School level teaching is unable to inspire a satisfactory learning environment and while children move up from one grade to another, they learn little and comprehend even less.
Waking up to the gaping quality deficit weighing down the gains India may have achieved through programmes such as Sarva Shiksha Abhiyan and the Right To Education Act in terms of high enrollment, the government proposes a fresh approach during the 12th five year plan.
Access, equity and quality have been the bywords for our education policy for years now. The 12th plan will add a fourth dimension: improving learning outcomes. Finally acknowledging that all is not well with our education system, the government concedes that it must be assessed just why a fifth grade student is unable to comprehend a grade 1-level numerical lesson.

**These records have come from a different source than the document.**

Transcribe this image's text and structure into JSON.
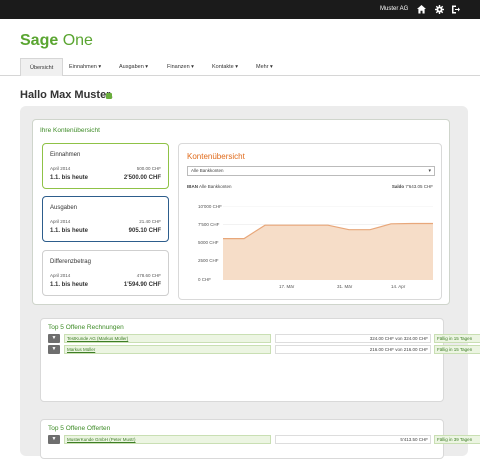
{
  "topbar": {
    "user": "Muster AG",
    "icons": [
      "home-icon",
      "gear-icon",
      "logout-icon"
    ]
  },
  "logo": {
    "part1": "Sage",
    "part2": " One"
  },
  "nav": {
    "items": [
      {
        "label": "Übersicht"
      },
      {
        "label": "Einnahmen ▾"
      },
      {
        "label": "Ausgaben ▾"
      },
      {
        "label": "Finanzen ▾"
      },
      {
        "label": "Kontakte ▾"
      },
      {
        "label": "Mehr ▾"
      }
    ]
  },
  "greeting": "Hallo Max Muster.",
  "overview": {
    "title": "Ihre Kontenübersicht",
    "cards": [
      {
        "title": "Einnahmen",
        "period": "April 2014",
        "period_value": "500.00 CHF",
        "total_label": "1.1. bis heute",
        "total_value": "2'500.00 CHF",
        "border_color": "#8fc246"
      },
      {
        "title": "Ausgaben",
        "period": "April 2014",
        "period_value": "21.40 CHF",
        "total_label": "1.1. bis heute",
        "total_value": "905.10 CHF",
        "border_color": "#2d5d8c"
      },
      {
        "title": "Differenzbetrag",
        "period": "April 2014",
        "period_value": "478.60 CHF",
        "total_label": "1.1. bis heute",
        "total_value": "1'594.90 CHF",
        "border_color": "#cfcfcf"
      }
    ]
  },
  "konten": {
    "title": "Kontenübersicht",
    "select_value": "Alle Bankkonten",
    "iban_label": "IBAN",
    "iban_value": "Alle Bankkonten",
    "saldo_label": "Saldo",
    "saldo_value": "7'643.05 CHF"
  },
  "chart_data": {
    "type": "area",
    "x": [
      "",
      "17. Mär",
      "31. Mär",
      "14. Apr"
    ],
    "ytick_labels": [
      "10'000 CHF",
      "7'500 CHF",
      "5000 CHF",
      "2500 CHF",
      "0 CHF"
    ],
    "ylim": [
      0,
      10000
    ],
    "series": [
      {
        "values": [
          5600,
          5600,
          7400,
          7400,
          7400,
          7400,
          6800,
          6800,
          7600,
          7640,
          7640
        ]
      }
    ],
    "color": "#e8a77a",
    "grid": true
  },
  "rechnungen": {
    "title": "Top 5 Offene Rechnungen",
    "rows": [
      {
        "name": "TestKunde AG (Markus Müller)",
        "amount": "324.00 CHF von 324.00 CHF",
        "due": "Fällig in 15 Tagen"
      },
      {
        "name": "Markus Müller",
        "amount": "216.00 CHF von 216.00 CHF",
        "due": "Fällig in 15 Tagen"
      }
    ]
  },
  "offerten": {
    "title": "Top 5 Offene Offerten",
    "rows": [
      {
        "name": "MusterKunde GmbH (Peter Mustr)",
        "amount": "5'413.50 CHF",
        "due": "Fällig in 39 Tagen"
      }
    ]
  }
}
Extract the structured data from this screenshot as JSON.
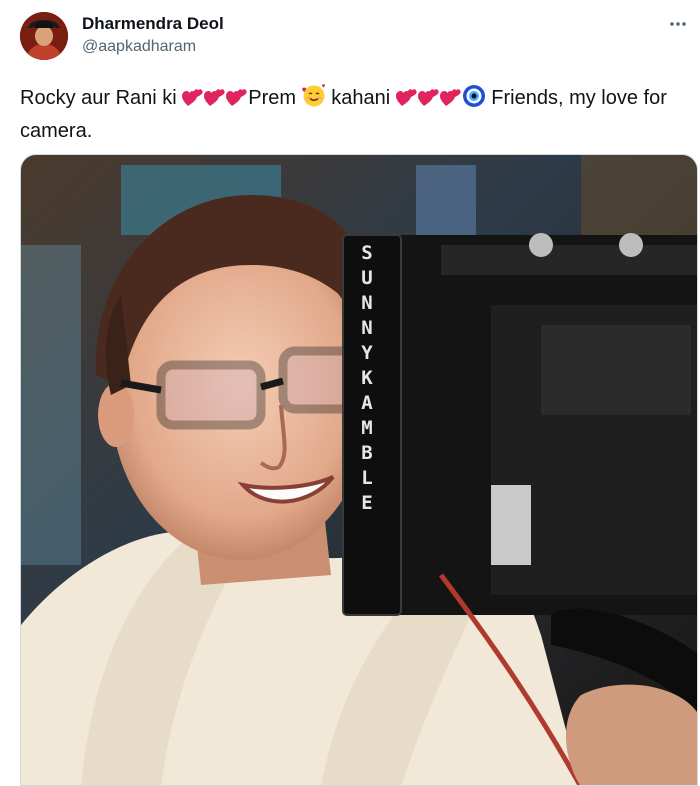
{
  "author": {
    "display_name": "Dharmendra Deol",
    "handle": "@aapkadharam"
  },
  "post": {
    "text_parts": {
      "p1": "Rocky aur Rani ki",
      "p2": "Prem",
      "p3": "kahani",
      "p4": "Friends, my love for camera."
    },
    "image_overlay_text": "SUNNYKAMBLE"
  },
  "icons": {
    "more": "more-horizontal-icon",
    "heart": "two-hearts-emoji",
    "smile": "smiling-face-with-hearts-emoji",
    "evil_eye": "nazar-amulet-emoji"
  },
  "colors": {
    "text": "#0f1419",
    "secondary": "#536471",
    "heart": "#e0245e"
  }
}
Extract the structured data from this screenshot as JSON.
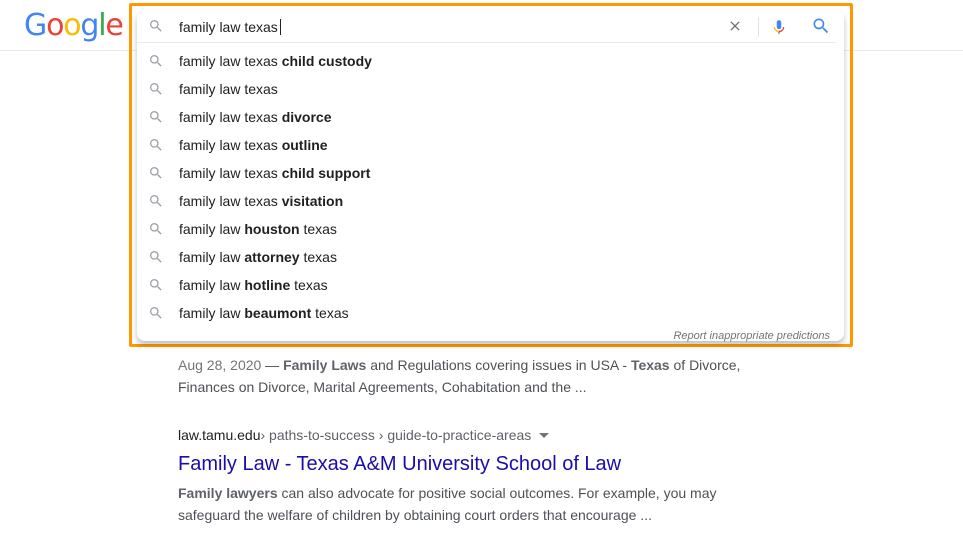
{
  "logo": {
    "text": "Google",
    "letters": [
      "G",
      "o",
      "o",
      "g",
      "l",
      "e"
    ]
  },
  "search": {
    "query": "family law texas ",
    "clear_icon": "close-icon",
    "voice_icon": "mic-icon",
    "submit_icon": "search-icon"
  },
  "suggestions": [
    {
      "prefix": "family law texas ",
      "bold": "child custody",
      "suffix": ""
    },
    {
      "prefix": "family law texas",
      "bold": "",
      "suffix": ""
    },
    {
      "prefix": "family law texas ",
      "bold": "divorce",
      "suffix": ""
    },
    {
      "prefix": "family law texas ",
      "bold": "outline",
      "suffix": ""
    },
    {
      "prefix": "family law texas ",
      "bold": "child support",
      "suffix": ""
    },
    {
      "prefix": "family law texas ",
      "bold": "visitation",
      "suffix": ""
    },
    {
      "prefix": "family law ",
      "bold": "houston",
      "suffix": " texas"
    },
    {
      "prefix": "family law ",
      "bold": "attorney",
      "suffix": " texas"
    },
    {
      "prefix": "family law ",
      "bold": "hotline",
      "suffix": " texas"
    },
    {
      "prefix": "family law ",
      "bold": "beaumont",
      "suffix": " texas"
    }
  ],
  "report_link": "Report inappropriate predictions",
  "results": [
    {
      "date": "Aug 28, 2020",
      "dash": " — ",
      "snippet_parts": [
        {
          "b": true,
          "t": "Family Laws"
        },
        {
          "b": false,
          "t": " and Regulations covering issues in USA - "
        },
        {
          "b": true,
          "t": "Texas"
        },
        {
          "b": false,
          "t": " of Divorce, Finances on Divorce, Marital Agreements, Cohabitation and the ..."
        }
      ]
    },
    {
      "cite_domain": "law.tamu.edu",
      "cite_path": " › paths-to-success › guide-to-practice-areas",
      "title": "Family Law - Texas A&M University School of Law",
      "snippet_parts": [
        {
          "b": true,
          "t": "Family lawyers"
        },
        {
          "b": false,
          "t": " can also advocate for positive social outcomes. For example, you may safeguard the welfare of children by obtaining court orders that encourage ..."
        }
      ]
    }
  ],
  "colors": {
    "highlight": "#FF9800",
    "link": "#1a0dab",
    "google_blue": "#4285F4",
    "google_red": "#EA4335",
    "google_yellow": "#FBBC05",
    "google_green": "#34A853"
  }
}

While it is refreshing to see the government accept the larger point made by independent rankings, a systemic overhaul will be required to mark the big shift from 'schooling' to 'learning'. Investment of time, funds, resources and expertise will have to be directed in mission mode to enhance learning levels with due focus on curriculum, teachers and teaching methods. It will also be worthwhile to observe the pedagogy and classroom environment in countries that lead the Programme for International Student Assessment tally. The 12th plan cites the highly successful Scandinavian model of inclusive classrooms.
The 12th plan document suggests that literacy and numeracy should not just be 'traditional' but also keep in mind Programme for International Student Assessment requirements and deploy the best teachers in primary grades to ensure strong basic foundations for children. It also suggests setting up 'national learning standards' and 'meaningful learning goals' besides the equally necessary national performance standards for teachers.